The city of Duke University was once home to a tobacco monopoly, and its old buildings have become the centerpiece of a revitalized downtown. A short-term rental is the best way to explore all that Durham has to offer.

Kasa's short-term rentals in Durham

With short-term rentals in the city’s most exciting neighborhoods, Kasa offers comfortable and convenient accommodations no matter what brings you to Durham or where you need to go.

Discover Durham

After booking your short-term rental in Durham, here's everything you need to know for your trip.

Durham is part of North Carolina’s famed Research Triangle, which includes Raleigh and Chapel Hill. These three cities are home to Duke University, North Carolina State University, and the University of North Carolina at Chapel Hill, respectively, and the region is known for being one of the country’s most dynamic education, research, and medical centers.

Before European colonization, the Eno and Occoneechi tribes farmed in the area that now encompasses Durham. In 1701, when the English explorer John Lawson passed through the region, he called it “the flower of the Carolinas” because of its beauty. In the antebellum period, the area was primarily agricultural, and it hosted vast plantations worked by large numbers of enslaved Africans.

In the 19th century, a railroad station was built in what is now Durham by necessity: the trains were wood-burning and needed to refuel between Raleigh and Hillsborough. The station was built on land donated by a Dr. Bartlett Durham, thus the city’s name, and in 1853 a post office arrived, which is considered the city’s official founding.

Through the end of the Civil War, Durham was miniscule. General Sherman occupied Raleigh, North Carolina’s nearby state capital, and the last sizable Confederate army was in Greensboro when General Robert E. Lee surrendered at Appomattox, Virginia. The general of that army, Joseph E. Johnston, negotiated surrender at a small farm in Durham called Bennett Place.
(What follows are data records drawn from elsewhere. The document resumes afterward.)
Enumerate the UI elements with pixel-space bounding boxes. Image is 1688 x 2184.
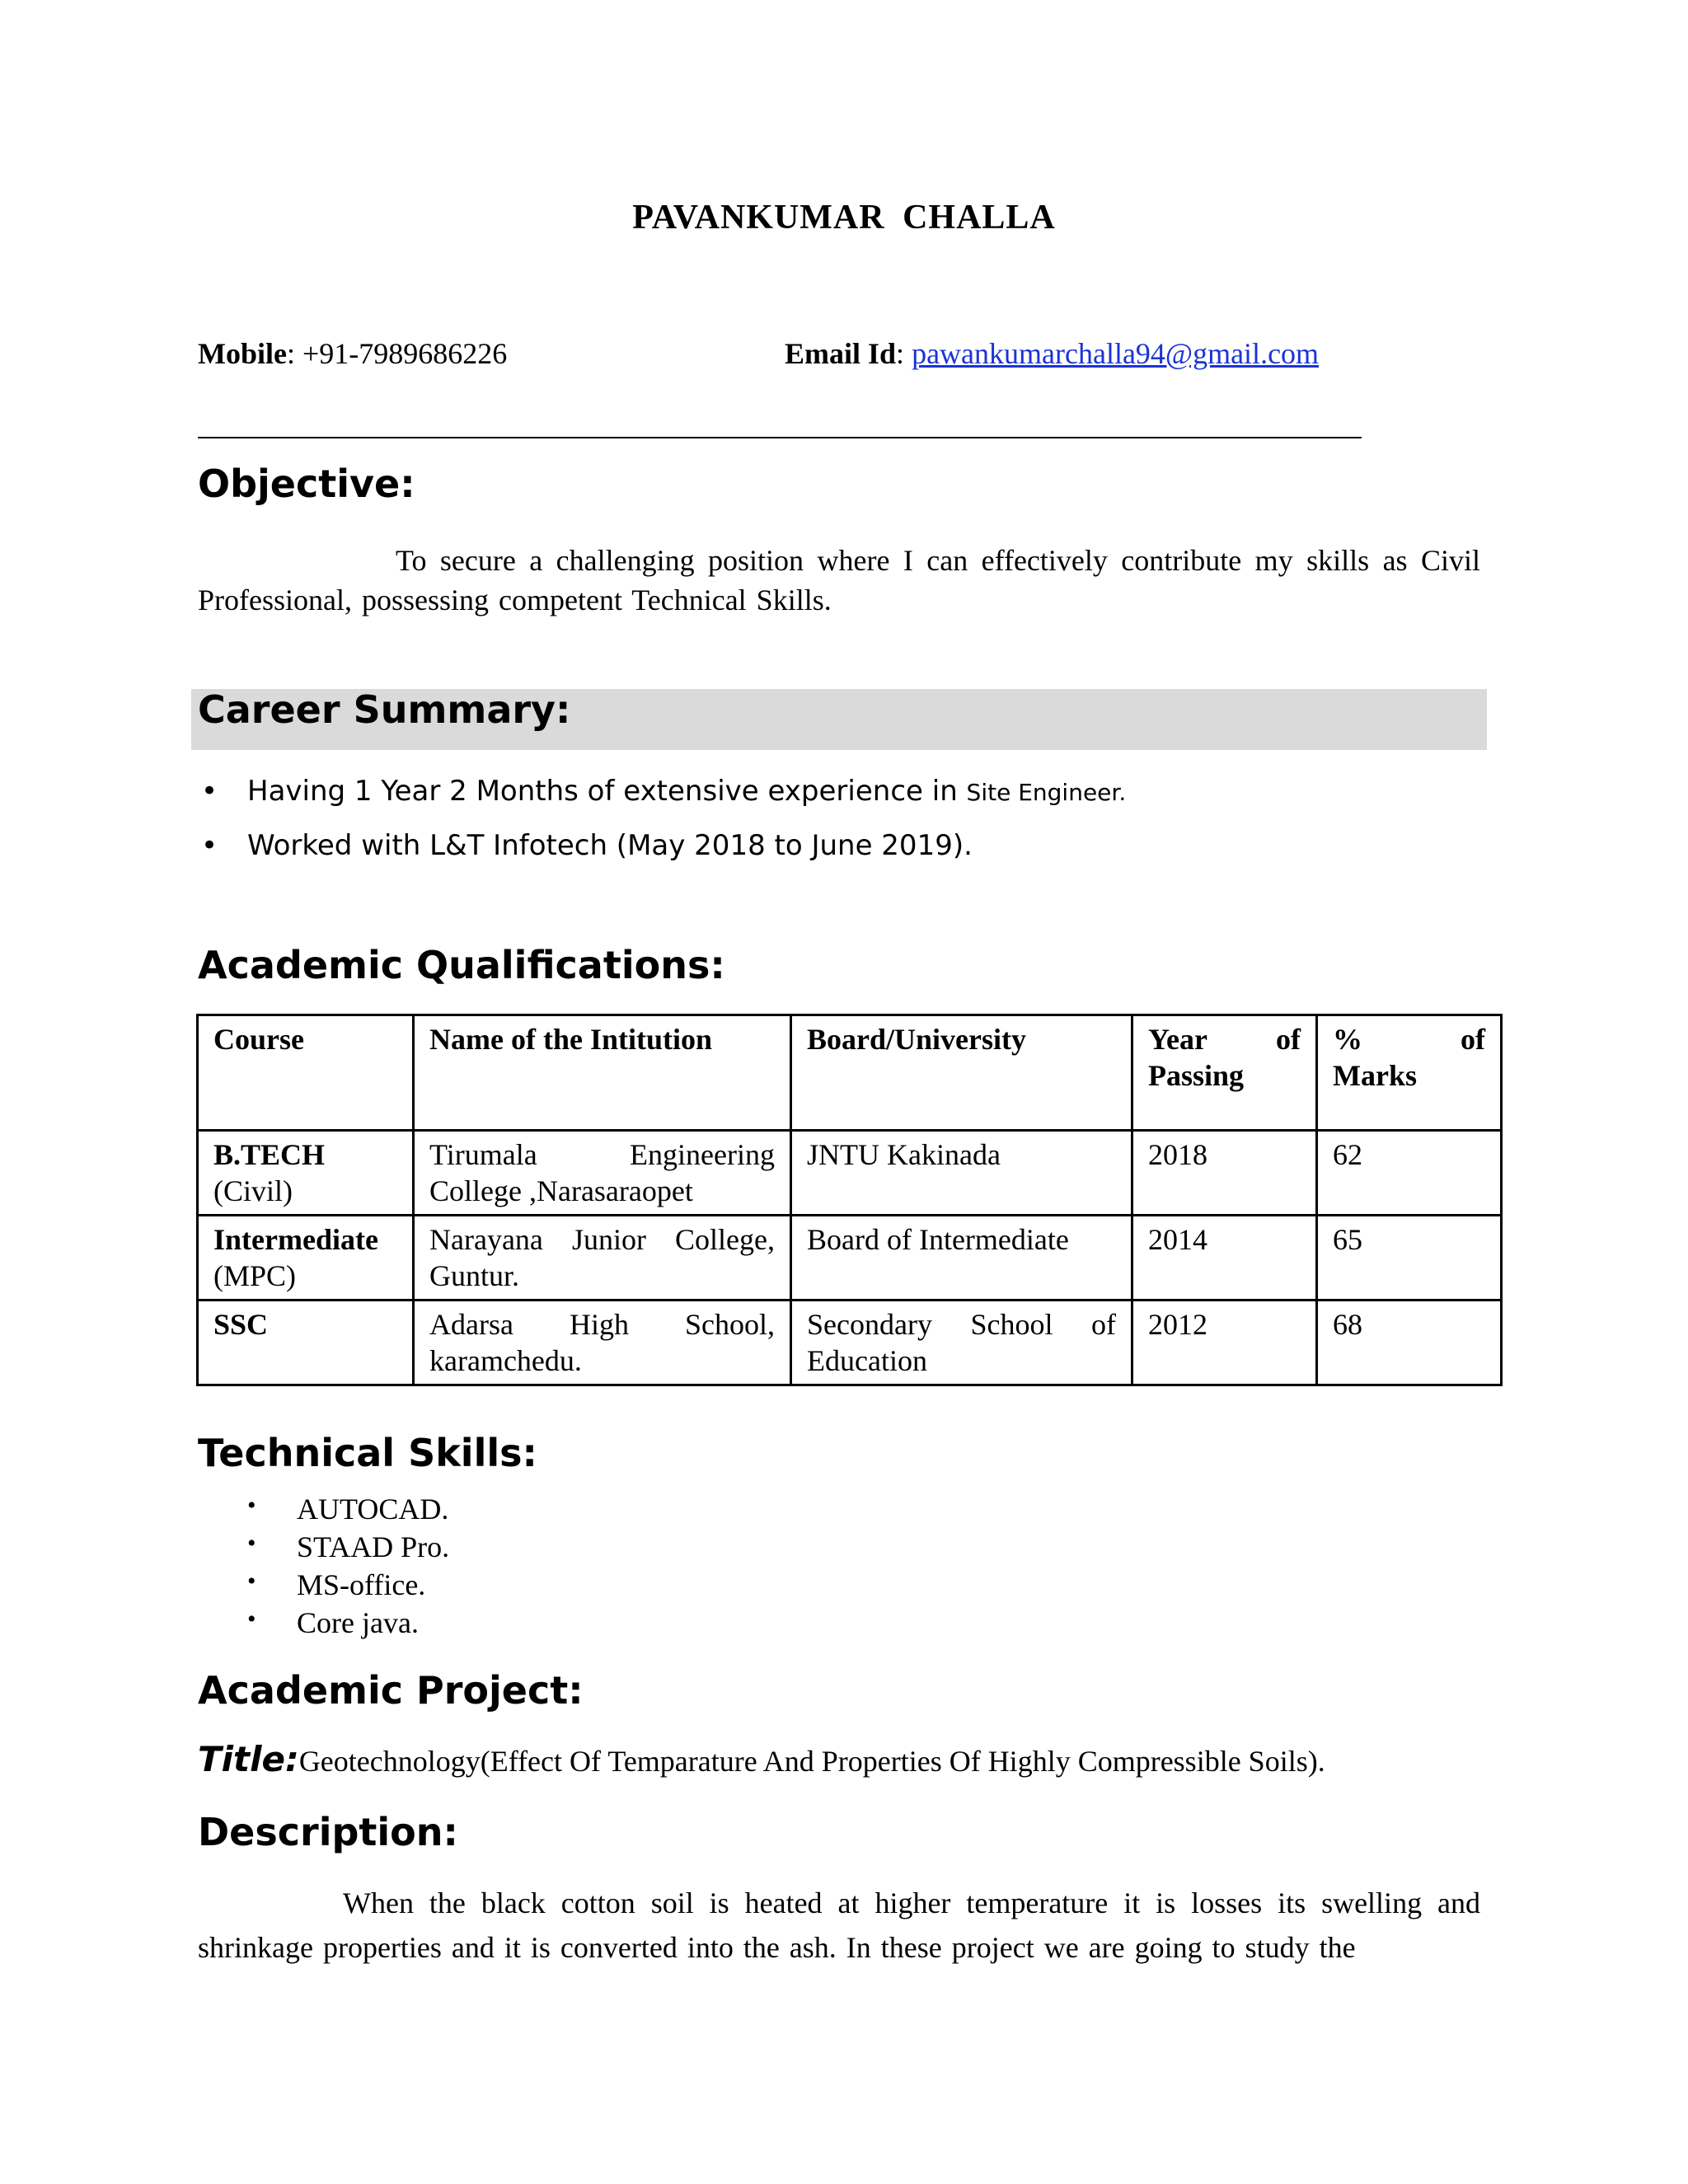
academic-heading: Academic Qualifications: bbox=[198, 943, 725, 987]
email-label: Email Id bbox=[785, 337, 897, 370]
candidate-name: PAVANKUMAR CHALLA bbox=[632, 199, 1056, 237]
project-title-value: Geotechnology(Effect Of Temparature And Properties Of Highly Compressible Soils). bbox=[298, 1745, 1325, 1778]
table-header-row bbox=[198, 1015, 1502, 1131]
career-summary-heading: Career Summary: bbox=[198, 687, 571, 732]
project-title-line bbox=[198, 1739, 1325, 1779]
bullet-icon: • bbox=[201, 829, 218, 862]
mobile-line bbox=[198, 336, 507, 371]
email-link[interactable]: pawankumarchalla94@gmail.com bbox=[912, 337, 1320, 370]
email-separator: : bbox=[896, 337, 912, 370]
project-title-label: Title: bbox=[198, 1739, 299, 1779]
academic-table bbox=[196, 1014, 1503, 1386]
col-course: Course bbox=[198, 1015, 414, 1131]
table-row: B.TECH (Civil) Tirumala Engineering College ,Narasaraopet JNTU Kakinada 2018 62 bbox=[198, 1131, 1502, 1216]
col-year: Year of Passing bbox=[1132, 1015, 1317, 1131]
bullet-icon: • bbox=[247, 1492, 256, 1519]
table-row: SSC Adarsa High School, karamchedu. Secondary School of Education 2012 68 bbox=[198, 1301, 1502, 1385]
email-line bbox=[785, 336, 1319, 371]
col-board: Board/University bbox=[791, 1015, 1132, 1131]
objective-heading: Objective: bbox=[198, 462, 415, 506]
description-text: When the black cotton soil is heated at higher temperature it is losses its swelling and shrinkage properties and it is converted into the ash. In these project we are going to study the bbox=[198, 1886, 1480, 1964]
bullet-icon: • bbox=[247, 1530, 256, 1557]
technical-skills-heading: Technical Skills: bbox=[198, 1431, 537, 1475]
description-heading: Description: bbox=[198, 1810, 458, 1854]
table-row: Intermediate (MPC) Narayana Junior College, Guntur. Board of Intermediate 2014 65 bbox=[198, 1216, 1502, 1301]
academic-project-heading: Academic Project: bbox=[198, 1668, 584, 1713]
mobile-label: Mobile bbox=[198, 337, 287, 370]
col-marks: % of Marks bbox=[1317, 1015, 1502, 1131]
mobile-value: : +91-7989686226 bbox=[286, 337, 508, 370]
bullet-icon: • bbox=[247, 1605, 256, 1633]
bullet-icon: • bbox=[201, 775, 218, 808]
header-divider bbox=[198, 437, 1362, 438]
bullet-icon: • bbox=[247, 1568, 256, 1595]
resume-page: PAVANKUMAR CHALLA Mobile: +91-7989686226 Email Id: pawankumarchalla94@gmail.com Objective: To secure a challenging position where I can effectively contribute my skills as Civil Professional, possessing competent Technical Skills. Career Summary: • Having 1 Year 2 Months of extensive experience in Site Engineer. • Worked with L&T Infotech (May 2018 to June 2019). Academic Qualifications: Course Name of the Intitution Board/University Year of Passing % of Marks B.TECH (Civil) Tirumala Engineering College ,Narasaraopet JNTU Kakinada 2018 62 Intermediate (MPC) Narayana Junior College, Guntur. Board of Intermediate 2014 65 SSC Adarsa High School, karamchedu. Secondary School of Education 2012 68 Technical Skills: • AUTOCAD. • STAAD Pro. • MS-office. • Core java. Academic Project: Title:Geotechnology(Effect Of Temparature And Properties Of Highly Compressible Soils). Description: When the black cotton soil is heated at higher temperature it is losses its swelling and shrinkage properties and it is converted into the ash. In these project we are going to study the bbox=[0, 0, 1688, 2184]
objective-text: To secure a challenging position where I can effectively contribute my skills as Civil Professional, possessing competent Technical Skills. bbox=[198, 544, 1480, 616]
col-institution: Name of the Intitution bbox=[414, 1015, 791, 1131]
After the Civil War, Durham boomed thanks to tobacco, an industry that rapidly expanded in the area, and Durham’s vibrant Black community centered around Parrish Street, which was nicknamed “Black Wall Street.” The city is also home to North Carolina Central University, the first publicly supported liberal arts college for African-Americans in the country. During the Civil Rights movement, Durham was a major locus of protest, with explosive sit-ins and visits from Martin Luther King Jr.

Today, the tobacco facilities that once dominated the city’s downtown have been repurposed, and there are great short-term rental options near Durham’s exciting restaurants, shops, museums, music, and entertainment.